Il n'avait pourtant pas compris que le libéralisme lui aussi (c'est-à-dire, comme le marxisme avant lui) était déjà dépassé (Deleuze faisait remarquer qu'on n'a pas besoin de franchir l'horizon pour le dépasser) ! Ça faisait pourtant déjà longtemps qu'on parlait de « capitalisme rhénan » et de « libéralisme américain » pour distinguer deux tendances divergentes de ce qui avait, depuis Adam Smith jusqu'à Ricardo et Marx (Marx, avec son accumulation primitive, n'était déjà plus dupe), été une seule et même idéologie, un seul et même système, inscrit dans des rapports de production.
Un historien, Arnaud Orain, dans une émission de radio de Sylvain Bourmeau, plante pour moi le dernier clou dans le cercueil du libéralisme. Le libéralisme des origines était bel et fondé sur l'espérance d'une croissance infinie des richesses, qui permettrait à tous de profiter de l'activité de chacun, mais il y a belle lurette que, n'en déplaise à Kenneth E. Boulding, même les économistes (peut-être encore les fous ?) ne croient plus en cette croissance sans fin.

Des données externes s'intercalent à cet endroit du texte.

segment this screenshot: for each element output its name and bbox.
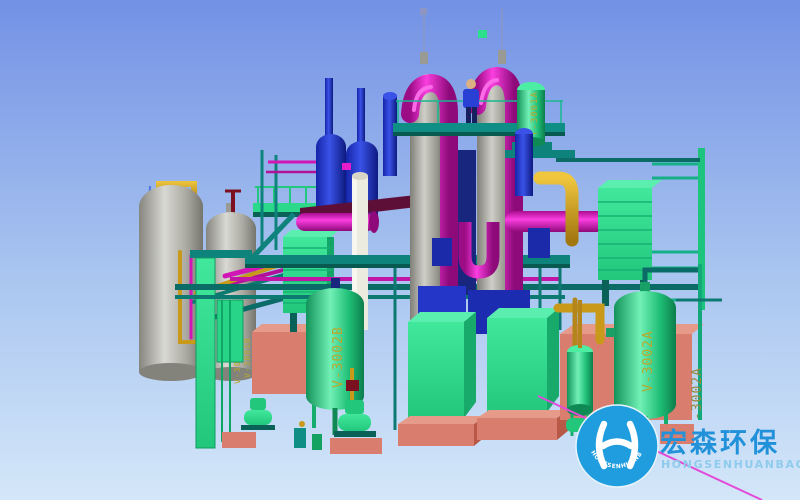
skid-foundation-b [477,410,569,440]
cad-render-viewport: V-3001A V-3001B [0,0,800,500]
gray-storage-tank-1 [139,181,203,381]
vessel-b-label: V-3002B [331,326,346,388]
vessel-a-wall-label: -3002A [690,367,705,420]
logo-name-en: HONGSENHUANBAO [661,458,800,471]
magenta-fitting [342,163,351,170]
worker-head [466,79,476,89]
pump-foundation [330,438,382,454]
foundation-pad-left [222,432,256,448]
vessel-a-label: V-3002A [641,330,656,392]
logo-circle [576,405,658,487]
worker-torso [463,89,479,108]
top-tank-label: T-3001A [530,91,540,136]
side-nozzle [606,328,615,337]
skid-foundation-a [398,416,486,446]
logo-name-cn: 宏森环保 [660,427,780,459]
left-tank-label-b: V-3001B [243,337,252,378]
plant-3d-scene: V-3001A V-3001B [0,0,800,500]
green-skid-box-a [408,312,476,418]
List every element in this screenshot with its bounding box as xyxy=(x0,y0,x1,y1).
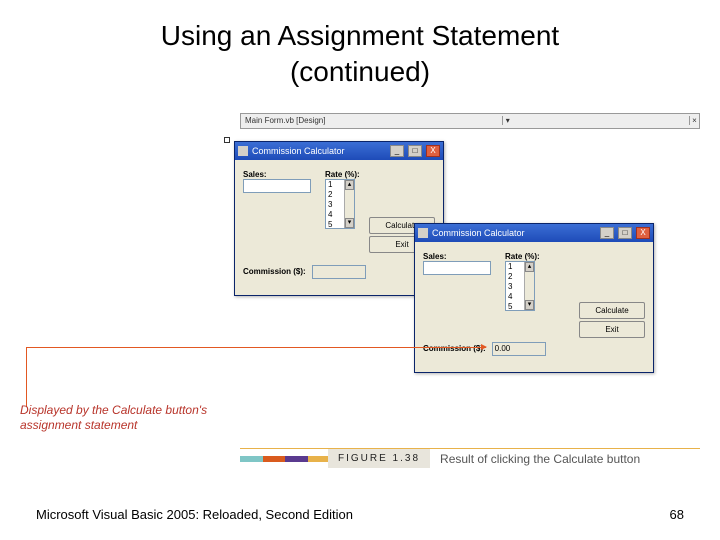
calculate-button[interactable]: Calculate xyxy=(579,302,645,319)
footer-text: Microsoft Visual Basic 2005: Reloaded, S… xyxy=(36,507,353,522)
selection-handle-icon xyxy=(224,137,230,143)
close-button[interactable]: X xyxy=(636,227,650,239)
app-icon xyxy=(238,146,248,156)
scroll-up-icon[interactable]: ▴ xyxy=(525,262,534,272)
tab-close-icon[interactable]: × xyxy=(689,116,699,125)
document-tab-bar: Main Form.vb [Design] ▾ × xyxy=(240,113,700,129)
scroll-down-icon[interactable]: ▾ xyxy=(525,300,534,310)
rate-listbox[interactable]: 1 2 3 4 5 ▴ ▾ xyxy=(325,179,355,229)
titlebar[interactable]: Commission Calculator _ □ X xyxy=(415,224,653,242)
maximize-button[interactable]: □ xyxy=(408,145,422,157)
figure-color-bar-icon xyxy=(240,456,330,462)
sales-input[interactable] xyxy=(423,261,491,275)
commission-output xyxy=(312,265,366,279)
form-body: Sales: Rate (%): 1 2 3 4 5 ▴ ▾ xyxy=(235,160,443,295)
rate-label: Rate (%): xyxy=(505,252,645,261)
title-line1: Using an Assignment Statement xyxy=(161,20,559,51)
maximize-button[interactable]: □ xyxy=(618,227,632,239)
exit-button[interactable]: Exit xyxy=(579,321,645,338)
titlebar[interactable]: Commission Calculator _ □ X xyxy=(235,142,443,160)
tab-dropdown-icon[interactable]: ▾ xyxy=(502,116,512,125)
figure-caption-text: Result of clicking the Calculate button xyxy=(440,452,640,466)
sales-input[interactable] xyxy=(243,179,311,193)
form-body: Sales: Rate (%): 1 2 3 4 5 ▴ ▾ xyxy=(415,242,653,372)
rate-listbox[interactable]: 1 2 3 4 5 ▴ ▾ xyxy=(505,261,535,311)
window-title: Commission Calculator xyxy=(432,228,596,238)
title-line2: (continued) xyxy=(290,56,430,87)
sales-label: Sales: xyxy=(423,252,495,261)
scrollbar[interactable]: ▴ ▾ xyxy=(524,262,534,310)
scrollbar[interactable]: ▴ ▾ xyxy=(344,180,354,228)
figure-area: Main Form.vb [Design] ▾ × Commission Cal… xyxy=(20,113,700,473)
close-button[interactable]: X xyxy=(426,145,440,157)
app-icon xyxy=(418,228,428,238)
commission-label: Commission ($): xyxy=(423,344,486,353)
commission-calculator-design-window: Commission Calculator _ □ X Sales: Rate … xyxy=(234,141,444,296)
scroll-up-icon[interactable]: ▴ xyxy=(345,180,354,190)
page-number: 68 xyxy=(670,507,684,522)
callout-line xyxy=(26,347,27,407)
figure-number: FIGURE 1.38 xyxy=(328,449,430,468)
sales-label: Sales: xyxy=(243,170,315,179)
scroll-down-icon[interactable]: ▾ xyxy=(345,218,354,228)
commission-calculator-runtime-window: Commission Calculator _ □ X Sales: Rate … xyxy=(414,223,654,373)
commission-output: 0.00 xyxy=(492,342,546,356)
rate-label: Rate (%): xyxy=(325,170,435,179)
figure-caption-bar: FIGURE 1.38 Result of clicking the Calcu… xyxy=(240,445,700,473)
slide-title: Using an Assignment Statement (continued… xyxy=(0,0,720,97)
callout-text: Displayed by the Calculate button's assi… xyxy=(20,403,230,434)
commission-label: Commission ($): xyxy=(243,267,306,276)
minimize-button[interactable]: _ xyxy=(390,145,404,157)
callout-line1: Displayed by the Calculate button's xyxy=(20,403,207,417)
callout-line2: assignment statement xyxy=(20,418,137,432)
minimize-button[interactable]: _ xyxy=(600,227,614,239)
window-title: Commission Calculator xyxy=(252,146,386,156)
slide-footer: Microsoft Visual Basic 2005: Reloaded, S… xyxy=(36,507,684,522)
tab-label[interactable]: Main Form.vb [Design] xyxy=(245,116,325,125)
callout-arrow-icon xyxy=(26,347,486,348)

Margareth Thatcher était déjà souverainiste, et n'avait pas attendu Trump et Musk pour défendre des privilèges acquis nationaux. L'État n'est démantelé que pour être privatisé ! C'est le cas à Francfort, mais aussi à Paris, et maintenant au grand jour à Washington. L'abandon du mythe libéral est bien sûr un aveu de faiblesse, devant la peur de perdre la compétition face à la Chine.
[Barbara Stiegler parle de néo-libéralisme, avec Walter Lippmann comme figure centrale, pour ce que j'appelle ici capitalisme, et d'ultra-libéralisme pour mon libéralisme, en mettant Thatcher avec des réserves dans le second]
Bien entendu, les limites du monde se resserrent, et même si the winner takes all, ce tout ne permettra sans doute pas au capitalisme de survivre à l'essoufflement de sa capacité à motiver les acteurs d'une économie à la dérive.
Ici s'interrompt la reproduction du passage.